Leaving New Orleans
Leaving New Orleans on 10 East, we start to see the rows and rows of the houses that haven’t been restored yet. Some collapsed, many more with search and rescue spray paint still on them. Office parks, freeway exits, big-box stores with trees growing in the empty parking lots. A man at the gas station asks about the trailer, whether it’s just for storage or if we sleep in there. He’s surprised there’s a pop-up kitchen in the back. When I tell him that it is “cozy” he responds “We know all about cozy, we’re living in a FEMA trailer.”

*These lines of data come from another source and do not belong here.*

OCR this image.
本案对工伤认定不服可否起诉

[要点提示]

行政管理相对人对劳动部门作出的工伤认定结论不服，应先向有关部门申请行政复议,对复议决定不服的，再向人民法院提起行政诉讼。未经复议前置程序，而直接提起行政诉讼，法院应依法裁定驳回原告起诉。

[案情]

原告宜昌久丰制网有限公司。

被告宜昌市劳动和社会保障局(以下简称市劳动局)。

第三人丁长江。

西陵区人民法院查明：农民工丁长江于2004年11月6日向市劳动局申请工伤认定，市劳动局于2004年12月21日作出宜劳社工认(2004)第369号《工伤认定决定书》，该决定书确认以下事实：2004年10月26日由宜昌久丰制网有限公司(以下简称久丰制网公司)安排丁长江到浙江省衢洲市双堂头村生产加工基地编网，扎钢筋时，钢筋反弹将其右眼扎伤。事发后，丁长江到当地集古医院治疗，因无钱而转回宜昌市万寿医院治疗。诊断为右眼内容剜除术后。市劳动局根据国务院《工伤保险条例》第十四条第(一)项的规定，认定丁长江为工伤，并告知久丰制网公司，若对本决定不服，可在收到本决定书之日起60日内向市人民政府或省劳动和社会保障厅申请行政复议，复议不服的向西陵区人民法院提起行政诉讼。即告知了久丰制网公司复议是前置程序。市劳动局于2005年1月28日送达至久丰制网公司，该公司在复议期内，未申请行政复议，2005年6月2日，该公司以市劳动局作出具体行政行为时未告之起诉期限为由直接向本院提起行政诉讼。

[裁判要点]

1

It took a while to realize the extent of the destruction when I didn’t know what I was looking for. Ironton, and a lot of the way down there, was full of mobile homes–you have to know that this wasn’t a mobile-home park 4 years ago. Lots of new McMansions between highway 23 and the Mississippi river levee, too. And they generally look like the houses everywhere else. I don’t understand why someone would build something anywhere in hurricane country that doesn’t have blast shutters, stilts, etc. Whenever there’s a hurricane it seems you always hear the local on the news report saying his preparation is “going down to The Home Depot and getting some plywood to nail over the windows”. Maybe I’m missing some clever features and the local architects and people who hire them are way ahead of me?